頸髄損傷者のフロントパスにおける動作の考察


キーワード:フロントパス、意識、動作



山下 文弥
(目的):本研究は頸髄損傷者(以下:頸損者)のフロントパス動作の特性および動作中のプレイヤーの意識をもとに残存機能別の動作の特性を明らかにし、現場指導の参考にすることを目的とした。
(方法):対象は、ツインバスケットボールを5年以上行っている頸損者男性53名で、クラス分けにより、上プレイヤー(20名)、円外プレイヤー(12名)、円内プレイヤー(21名)に分類した。動作撮影は、ビデオカメラ(EXILIM・EX:Z400・CASIO社製)を用いて、上部・側部・正面から撮影した。その後、対人パスを行う際に意識する部位、パスをする時のポイント、ボールを保持する際に意識する部位に関する聞き取り調査を14項目行った。
(結果・考察):本研究の結果、対象者全員にフロントパスが可能であった。
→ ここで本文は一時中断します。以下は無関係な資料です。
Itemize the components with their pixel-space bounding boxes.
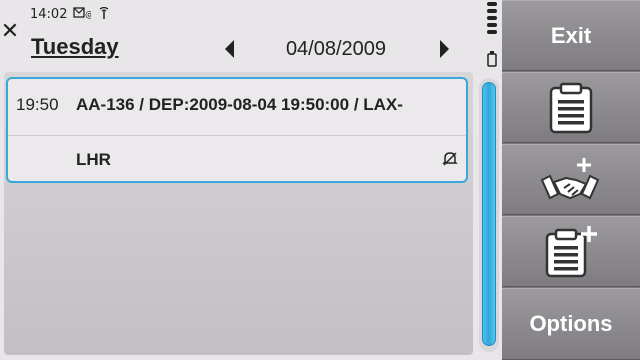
clock: 14:02 (30, 7, 68, 22)
entry-location: LHR (76, 150, 111, 169)
day-title[interactable]: Tuesday (31, 34, 119, 60)
options-button[interactable]: Options (502, 288, 640, 360)
new-entry-button[interactable] (502, 72, 640, 143)
entry-title: AA-136 / DEP:2009-08-04 19:50:00 / LAX- (76, 95, 403, 114)
calendar-entry[interactable]: 19:50 AA-136 / DEP:2009-08-04 19:50:00 /… (6, 77, 468, 183)
scrollbar-thumb[interactable] (482, 82, 496, 346)
date-display: 04/08/2009 (285, 38, 387, 60)
clipboard-plus-icon (545, 225, 597, 277)
options-label: Options (529, 311, 613, 336)
clipboard-icon (549, 82, 593, 133)
handshake-plus-icon (540, 157, 600, 199)
previous-day-arrow-icon[interactable] (222, 38, 238, 60)
status-bar: 14:02 @ (30, 6, 111, 22)
antenna-icon (97, 6, 111, 22)
exit-label: Exit (550, 22, 592, 48)
exit-button[interactable]: Exit (502, 0, 640, 71)
new-todo-button[interactable] (502, 216, 640, 287)
close-icon[interactable]: ✕ (0, 20, 20, 44)
new-meeting-button[interactable] (502, 144, 640, 215)
entry-time: 19:50 (16, 95, 59, 114)
svg-text:@: @ (85, 10, 91, 19)
signal-battery-icon (487, 2, 497, 67)
toolbar: Exit Options (502, 0, 640, 360)
divider (8, 135, 466, 136)
envelope-icon: @ (73, 7, 94, 22)
next-day-arrow-icon[interactable] (436, 38, 452, 60)
alarm-off-icon (442, 152, 458, 166)
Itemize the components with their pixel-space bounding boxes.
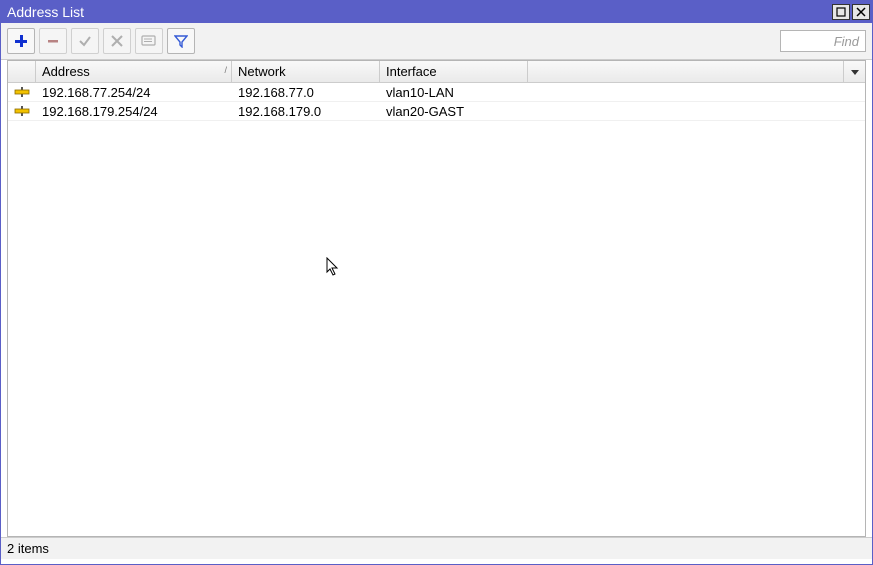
find-input[interactable]: Find	[780, 30, 866, 52]
comment-button[interactable]	[135, 28, 163, 54]
titlebar: Address List	[1, 1, 872, 23]
column-flag[interactable]	[8, 61, 36, 82]
toolbar: Find	[1, 23, 872, 60]
cell-network: 192.168.77.0	[232, 85, 380, 100]
table-row[interactable]: 192.168.179.254/24192.168.179.0vlan20-GA…	[8, 102, 865, 121]
cell-interface: vlan20-GAST	[380, 104, 528, 119]
disable-button[interactable]	[103, 28, 131, 54]
plus-icon	[14, 34, 28, 48]
cell-interface: vlan10-LAN	[380, 85, 528, 100]
row-icon-cell	[8, 105, 36, 117]
sort-indicator-icon: /	[224, 65, 227, 75]
status-bar: 2 items	[1, 537, 872, 559]
remove-button[interactable]	[39, 28, 67, 54]
x-icon	[110, 34, 124, 48]
window-title: Address List	[7, 4, 832, 20]
row-icon-cell	[8, 86, 36, 98]
mouse-cursor-icon	[326, 257, 342, 277]
cell-address: 192.168.77.254/24	[36, 85, 232, 100]
column-address-label: Address	[42, 64, 90, 79]
enable-button[interactable]	[71, 28, 99, 54]
column-address[interactable]: Address /	[36, 61, 232, 82]
address-icon	[14, 105, 30, 117]
window-controls	[832, 4, 870, 20]
close-button[interactable]	[852, 4, 870, 20]
cell-address: 192.168.179.254/24	[36, 104, 232, 119]
column-spacer	[528, 61, 843, 82]
status-text: 2 items	[7, 541, 49, 556]
column-network-label: Network	[238, 64, 286, 79]
column-interface-label: Interface	[386, 64, 437, 79]
find-placeholder: Find	[834, 34, 859, 49]
column-interface[interactable]: Interface	[380, 61, 528, 82]
check-icon	[78, 34, 92, 48]
chevron-down-icon	[850, 67, 860, 77]
address-icon	[14, 86, 30, 98]
address-grid: Address / Network Interface 192.168.77.2…	[7, 60, 866, 537]
grid-header: Address / Network Interface	[8, 61, 865, 83]
table-row[interactable]: 192.168.77.254/24192.168.77.0vlan10-LAN	[8, 83, 865, 102]
column-network[interactable]: Network	[232, 61, 380, 82]
add-button[interactable]	[7, 28, 35, 54]
cell-network: 192.168.179.0	[232, 104, 380, 119]
filter-button[interactable]	[167, 28, 195, 54]
note-icon	[141, 35, 157, 47]
grid-body: 192.168.77.254/24192.168.77.0vlan10-LAN1…	[8, 83, 865, 121]
columns-menu-button[interactable]	[843, 61, 865, 82]
minus-icon	[46, 34, 60, 48]
funnel-icon	[174, 34, 188, 48]
minimize-button[interactable]	[832, 4, 850, 20]
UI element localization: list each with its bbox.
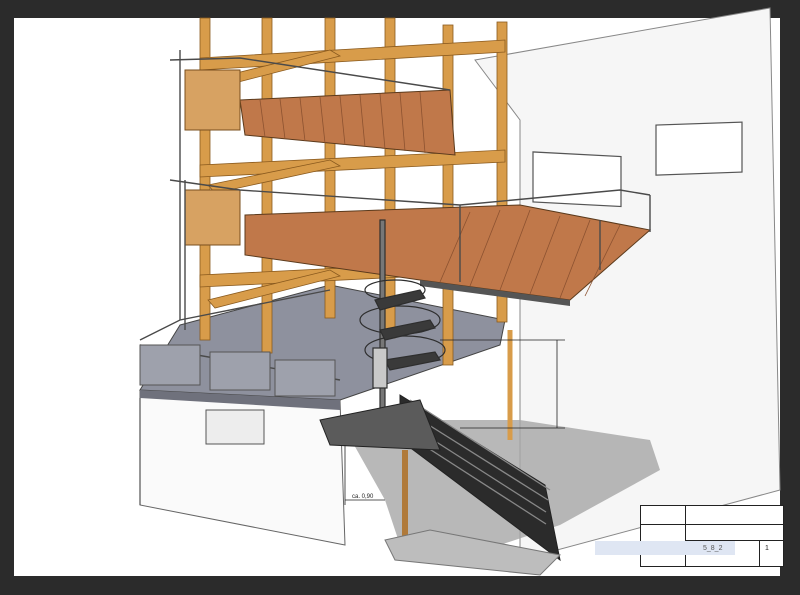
dimension-label: ca. 0,90 xyxy=(352,494,374,500)
base-window xyxy=(205,409,265,445)
middle-cladding xyxy=(184,189,241,246)
title-block-sheet-number: 1 xyxy=(765,545,769,552)
viewer-canvas[interactable]: ca. 0,90 5_8_2 1 xyxy=(0,0,800,595)
title-block: 5_8_2 1 xyxy=(595,505,784,567)
window-1 xyxy=(532,151,622,208)
window-2 xyxy=(655,121,743,176)
upper-cladding xyxy=(184,69,241,131)
title-block-drawing-number: 5_8_2 xyxy=(703,545,723,552)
動作の特性は、上プレイヤーでは、車椅子バスケット選手と同等のパス動作であった。円外プレイヤーではリリースポイントが頭上より低い位置であった。円内プレイヤーでは肘伸展を補う代償動作がみられた。各プレイヤーとも残存機能を活用したパス動作であった。対人パスを行う際のポイントは、上プレイヤーでは、体幹保持、体の部位に意識が強かった。円内・円外プレイヤーでは、反動などの動作への意識が強かった。また、頸損者がフロントパスを行なう場合、全ての対象が上肢末端に意識ポイントを集中させていた。これは、上肢末端の感覚障害の不具合を麻痺部・健側部と連動させ、肘・肩などの感覚器を活用することで情報入力を増徴して、動作に繋げていることが考えられる。以上のことから、指導を行なう際のポイントは、上肢機能の認識向上をさせること、及び、体幹保持動作を指導することが必要である。